Functions of amorphous carbon in catalyst fabrication for carbon nanofiber growth in the poly(ethylene glycol) thermal decomposition method

Abstract

To investigate the growth mechanism of carbon nanofibers (CNF) through a process using the thermal decomposition of poly(ethylene glycol) (PEG), we researched the phenomena that occurred from PEG decomposition to CNF growth during a temperature elevation process of CNF synthesis. In the PEG thermal decomposition method, the selective synthesis of platelet CNF (PCNF) and cup-stacked CNF was accomplished by changing only the ramp rate (without any other difference in experimental conditions). As a result, it was confirmed that carbon-containing gases generated by PEG thermal decomposition were converted to amorphous carbon and deposited on the substrate. There was a clear correlation between the amount of deposited amorphous carbon and the size of the nickel catalyst particle for CNF growth.
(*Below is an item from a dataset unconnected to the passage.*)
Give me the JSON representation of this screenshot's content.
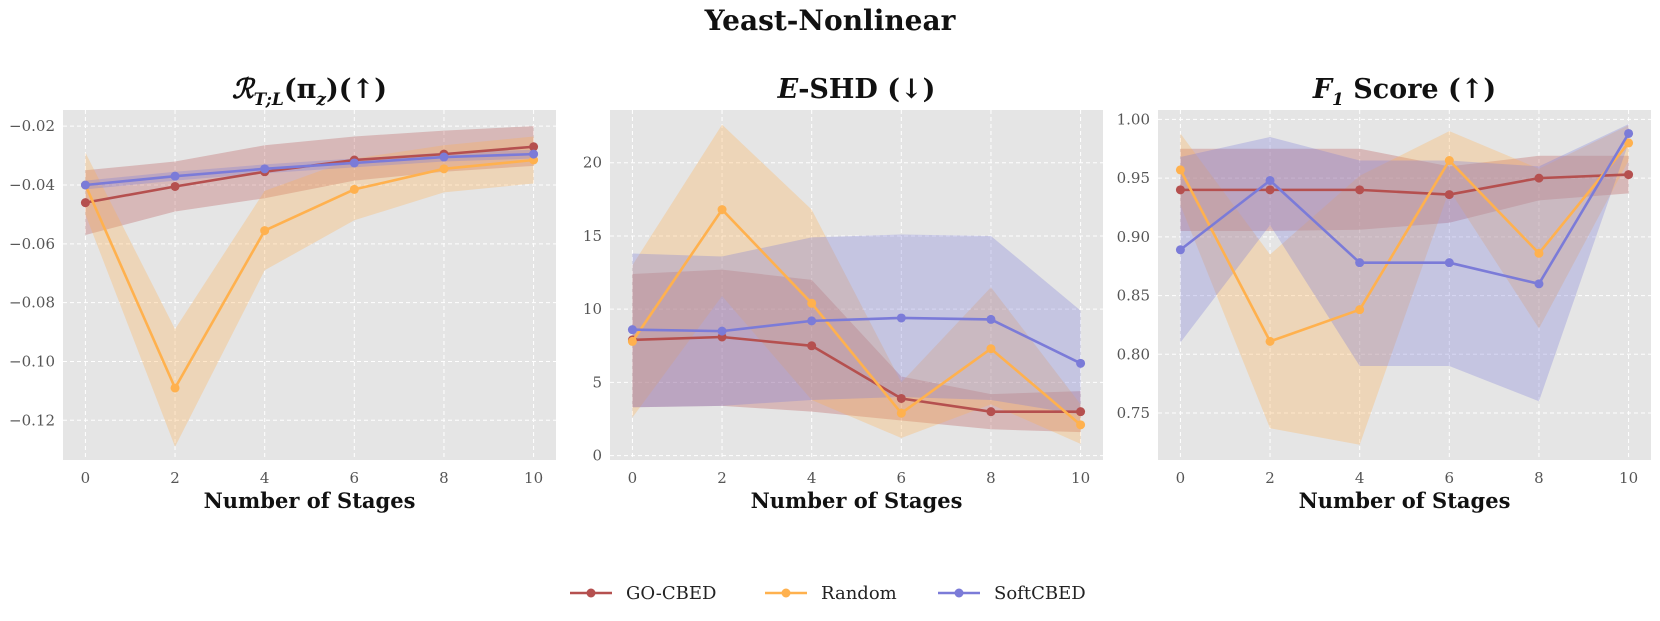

Therefore, in the PEG thermal decomposition method, amorphous carbon deposition was found to be important to control the dispersity and morphology of the catalyst particle, and it was probably crucial to the determination of the type of CNF. In addition, the PCNF prepared in this study showed multidirectional growth from polyhedral catalyst particles, and this could be why the PEG thermal decomposition was able to create PCNF with small diameters compared to PCNF synthesized by conventional methods.